The course is informative and well made, but the bugs in the grading algorithm are super annoying!

創建者 Merlin S

2021年7月4日

I​ts incomprehensible to me why this course has such a good average score.

創建者 Nithiwat S

2022年6月23日

The course is poorly prepared and presented. The instructor basically talks through slides with no concrete technical content, simply babling from one bullet point to another, from one slide to the next, unorganized. Lectures were horrible -- broad, technical content barely scratches the surface, uninteresting way to deliver and speak. This is a practical course. The intructor should have structured the lecture around a practical implementation through a real-life example. It's not there at all. Very difficult to continue listening and it's very frustrating. Lab and Assignments in Jupyter Notebook are good. Overall, a huge disappointment considering the first course in the Specialization taught by Andrew Ng was so good.

創建者 Chandramouli B

2022年4月6日

This course was nothing short of painful for someone who has had some industry experience, as well as som experience teaching. The video instructions were disjointed, unclear and did precious little to prepare one for the graded lab assignments. There was significant lack of cohesion between the ungraded and graded labs. Finally, the TFX ecosystem is esoteric, unnecessarily complex and a nightmare to use. As someone looking to adopt a data pipeline for their production ML model, all this course has done is convince me not to use TFX.

創建者 Panagiotis S

2022年1月25日

Very poor content.
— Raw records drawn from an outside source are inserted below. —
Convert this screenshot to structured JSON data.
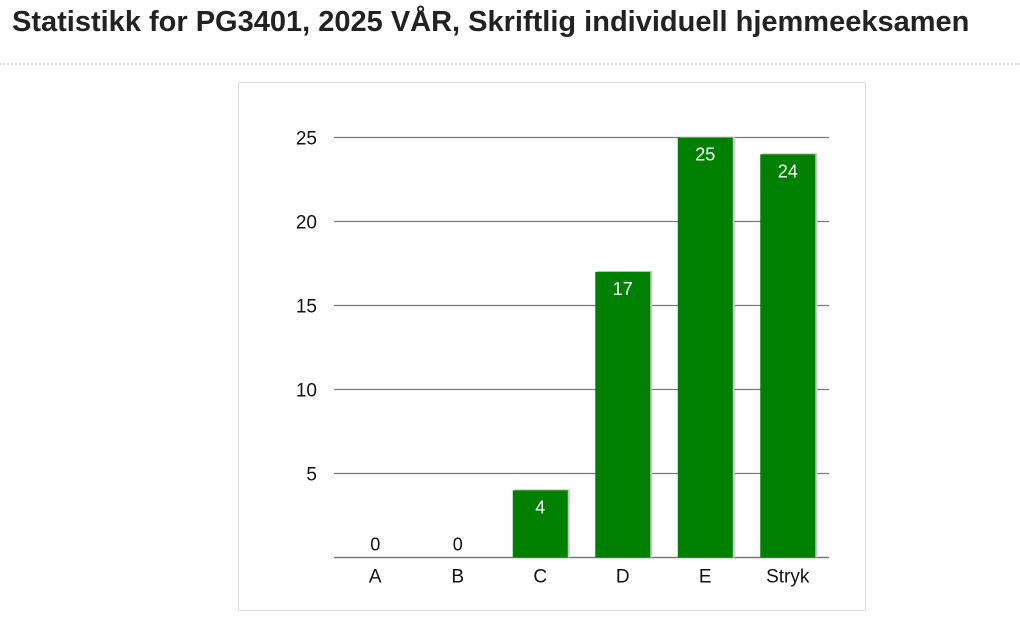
{
  "page": {
    "title": "Statistikk for PG3401, 2025 VÅR, Skriftlig individuell hjemmeeksamen"
  },
  "colors": {
    "bar": "#008000",
    "bar_shadow": "#c8c8c8",
    "gridline": "#7a7a7a",
    "inside_label": "#ffffff",
    "outside_label": "#111111"
  },
  "chart_data": {
    "type": "bar",
    "categories": [
      "A",
      "B",
      "C",
      "D",
      "E",
      "Stryk"
    ],
    "values": [
      0,
      0,
      4,
      17,
      25,
      24
    ],
    "data_labels": [
      "0",
      "0",
      "4",
      "17",
      "25",
      "24"
    ],
    "ylim": [
      0,
      25
    ],
    "yticks": [
      5,
      10,
      15,
      20,
      25
    ],
    "ytick_labels": [
      "5",
      "10",
      "15",
      "20",
      "25"
    ],
    "grid": true,
    "legend": "none"
  }
}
Also it was not engaging at all. The instructor was just reading the slides and gave only a slight explanation on more advanced concepts. Also the graded assignments were too easy and only focused on Tensorflow products which not everybody out there uses. Personally I was dissapointed that using ONLY tensorflow components that cannot be used alongside with other libraries like Pytorch or MXNet. Very dissapointing..

創建者 Germán G

2021年5月28日

Traté en varios navegadores de enviar mi trabajo para ser sometido a evaluación, sin éxito. No obtuve respuesta ni soporte.

El contenido es interesante pero el soporte y habilitación no está al nivel de lo requerido: es lamentable que no reembolsen.

創建者 Longlong F

2022年5月16日

The assignment grading system is not working. I submit the right expected answer but got 0/120. This is pretty annoying and discouraging.